21/08/2026
Governo do Rio extingue secretaria assistencial após constatar fraude milionária
Programa "60+ Reabilita" nunca chegou ao interior fluminense
17 agosto 2026 • Alysson Nogueira
Relatório identificou indícios de superfaturamento, direcionamento, conflitos de interesse e desvios em contratos com ONGs; 35 servidores foram exonerados
O Governo do Rio extinguiu a Secretaria Intergeracional de Juventude e Envelhecimento Saudável (Seijes) após uma auditoria identificar indícios de superfaturamento, direcionamento, conflitos de interesse e desvios de recursos em contratos que movimentaram cerca de R$ 115 milhões.
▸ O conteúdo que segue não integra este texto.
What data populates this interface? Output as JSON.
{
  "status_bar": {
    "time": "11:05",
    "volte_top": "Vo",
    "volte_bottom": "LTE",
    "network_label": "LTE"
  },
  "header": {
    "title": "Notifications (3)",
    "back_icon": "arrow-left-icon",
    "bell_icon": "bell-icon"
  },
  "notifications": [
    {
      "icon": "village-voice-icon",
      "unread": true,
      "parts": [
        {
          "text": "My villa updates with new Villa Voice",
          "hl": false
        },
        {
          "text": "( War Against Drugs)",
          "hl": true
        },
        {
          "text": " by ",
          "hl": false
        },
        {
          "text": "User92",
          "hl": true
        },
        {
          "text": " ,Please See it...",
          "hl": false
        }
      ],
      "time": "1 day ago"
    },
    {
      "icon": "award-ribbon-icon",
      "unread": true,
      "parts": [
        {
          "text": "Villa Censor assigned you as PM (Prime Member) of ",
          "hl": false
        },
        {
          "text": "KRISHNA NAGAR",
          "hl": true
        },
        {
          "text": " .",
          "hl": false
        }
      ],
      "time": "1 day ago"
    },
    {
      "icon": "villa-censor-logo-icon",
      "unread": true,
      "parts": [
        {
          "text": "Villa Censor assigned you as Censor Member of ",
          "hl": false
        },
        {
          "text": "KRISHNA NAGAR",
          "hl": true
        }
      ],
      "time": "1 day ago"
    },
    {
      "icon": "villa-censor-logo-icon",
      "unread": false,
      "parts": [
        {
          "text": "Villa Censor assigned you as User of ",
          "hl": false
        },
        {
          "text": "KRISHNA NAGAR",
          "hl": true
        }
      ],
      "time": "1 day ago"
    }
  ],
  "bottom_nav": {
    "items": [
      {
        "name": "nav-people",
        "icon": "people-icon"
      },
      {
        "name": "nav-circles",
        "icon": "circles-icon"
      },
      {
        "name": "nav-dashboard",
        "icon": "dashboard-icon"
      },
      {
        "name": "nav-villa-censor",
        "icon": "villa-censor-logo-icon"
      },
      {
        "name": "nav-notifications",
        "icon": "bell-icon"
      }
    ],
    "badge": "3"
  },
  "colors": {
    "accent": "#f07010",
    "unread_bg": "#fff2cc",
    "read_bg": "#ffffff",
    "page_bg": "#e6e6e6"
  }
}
O decreto foi publicado nesta segunda-feira, dia 17, no Diário Oficial e também determinou a exoneração de 35 servidores, incluindo a secretária Isabela Alves.
As suspeitas envolvem contratos firmados com o Instituto Novas Atitudes Transformam o Amanhã (Instituto Nata) e o Centro de Pesquisas e de Ações Sociais e Culturais (ONG Contato), responsáveis pela execução do Projeto 60+ Reabilita. Juntas, as duas organizações receberam aproximadamente R$ 115 milhões dos cofres estaduais.
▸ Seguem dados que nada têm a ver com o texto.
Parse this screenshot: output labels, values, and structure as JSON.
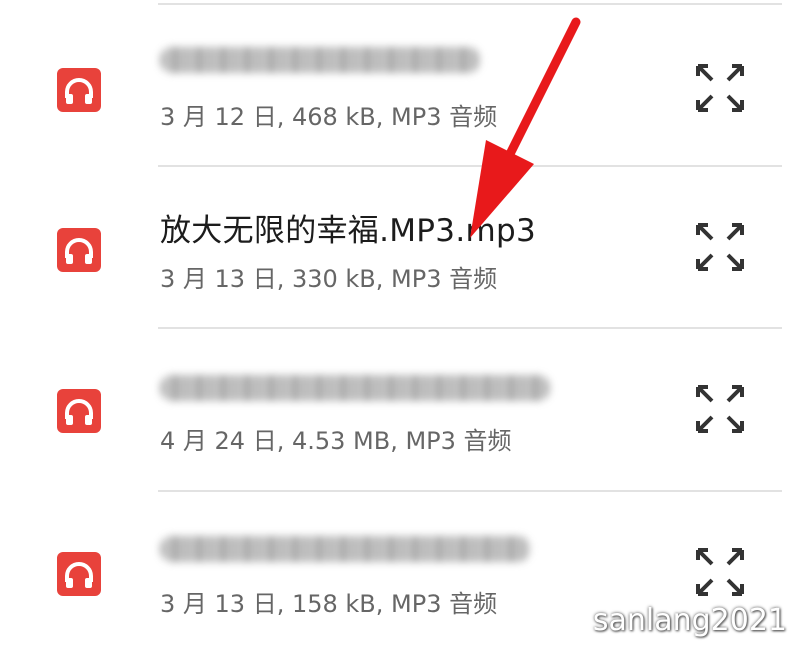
{
  "files": [
    {
      "name": "",
      "meta": "3 月 12 日, 468 kB, MP3 音频",
      "icon": "headphones-icon",
      "action_icon": "expand-icon"
    },
    {
      "name": "放大无限的幸福.MP3.mp3",
      "meta": "3 月 13 日, 330 kB, MP3 音频",
      "icon": "headphones-icon",
      "action_icon": "expand-icon"
    },
    {
      "name": "",
      "meta": "4 月 24 日, 4.53 MB, MP3 音频",
      "icon": "headphones-icon",
      "action_icon": "expand-icon"
    },
    {
      "name": "",
      "meta": "3 月 13 日, 158 kB, MP3 音频",
      "icon": "headphones-icon",
      "action_icon": "expand-icon"
    }
  ],
  "colors": {
    "icon_bg": "#e8423b",
    "annotation_arrow": "#e8191b",
    "text": "#1c1c1c",
    "meta_text": "#666666"
  },
  "annotation": {
    "type": "arrow",
    "points_to": "files.1.name"
  },
  "watermark": "sanlang2021"
}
Por determinação do governador em exercício, desembargador Ricardo Couto, os repasses financeiros ao 60+ Reabilita foram suspensos cautelarmente. Os atendimentos aos idosos, porém, deverão continuar enquanto a Secretaria de Estado de Desenvolvimento Social e Direitos Humanos realiza uma análise técnica, com prazo de 30 dias.
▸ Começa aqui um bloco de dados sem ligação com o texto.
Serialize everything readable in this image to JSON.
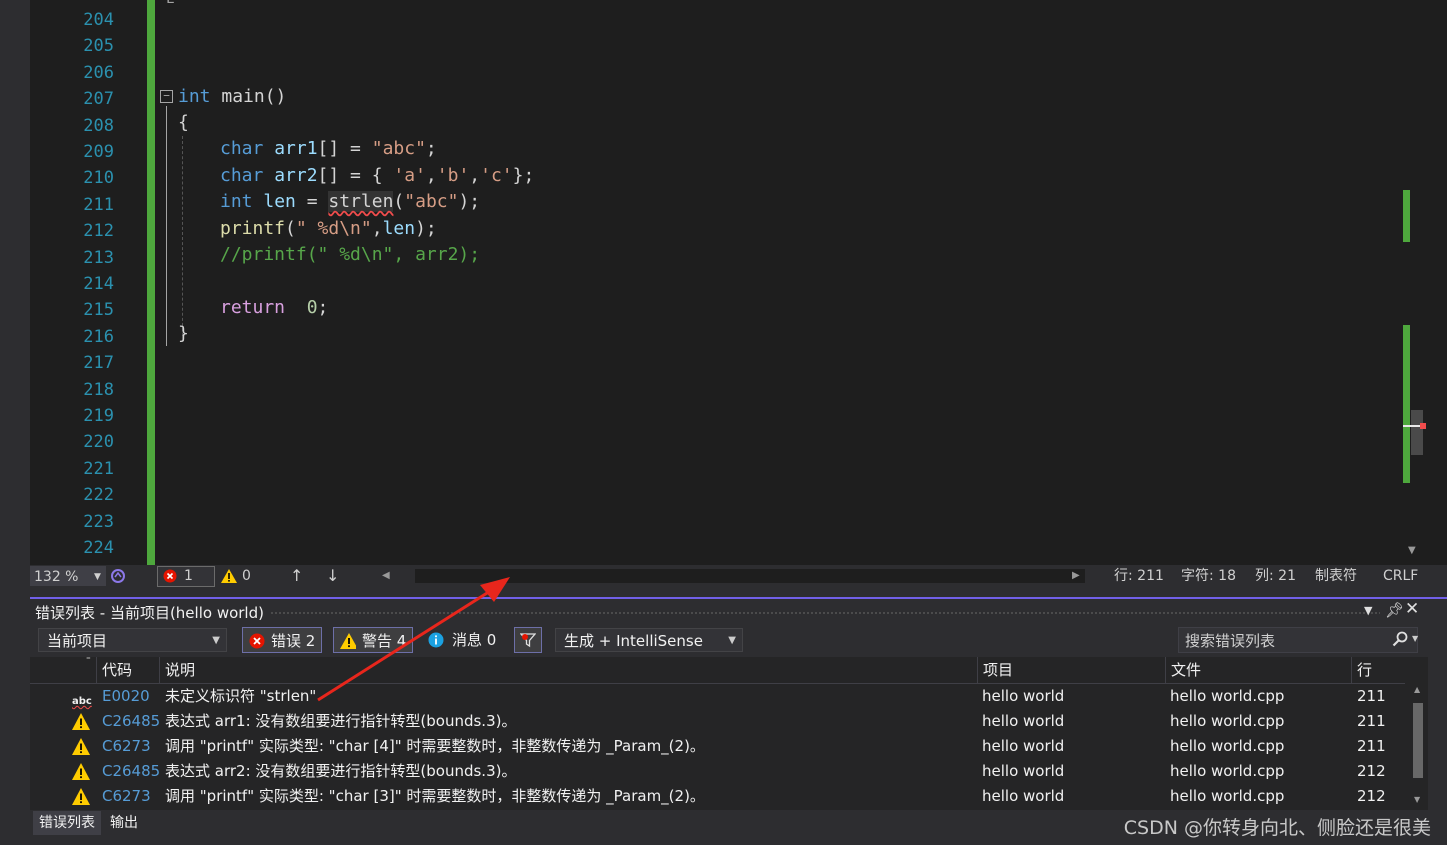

Com a extinção da Seijes, suas atribuições e estrutura serão transferidas para a Secretaria de Desenvolvimento Social e Direitos Humanos, que passará a incorporar as funções da antiga pasta por meio de subsecretarias.
Auditoria aponta direcionamento e possível superfaturamento
Um dos principais pontos levantados pela auditoria está na contratação das organizações sem chamamento público. Segundo o relatório, a justificativa apresentada para afastar a concorrência de outras entidades não seria compatível com a realidade do projeto, levantando indícios de direcionamento.
A execução dos contratos também ficou abaixo do previsto. O planejamento estabelecia a abertura de 100 polos de atendimento para cada ONG. No caso do Instituto Nata, menos da metade das unidades previstas estava funcionando após seis meses.
Mesmo diante desse cenário, o contrato do instituto recebeu um aditivo de 25% para a criação de novos polos, ao custo de R$ 5 milhões.
Os auditores constataram ainda que os planos de trabalho não apresentavam memória de cálculo, estudos de dimensionamento ou justificativas técnicas para a estrutura administrativa proposta. Os preços adotados foram considerados incompatíveis com a demanda real do projeto, reforçando, segundo o relatório, os indícios de superfaturamento.
Também foi identificada duplicidade de cargos de direção, equipes administrativas, estruturas de apoio, assessorias e despesas operacionais mantidas pelas organizações responsáveis pelo programa.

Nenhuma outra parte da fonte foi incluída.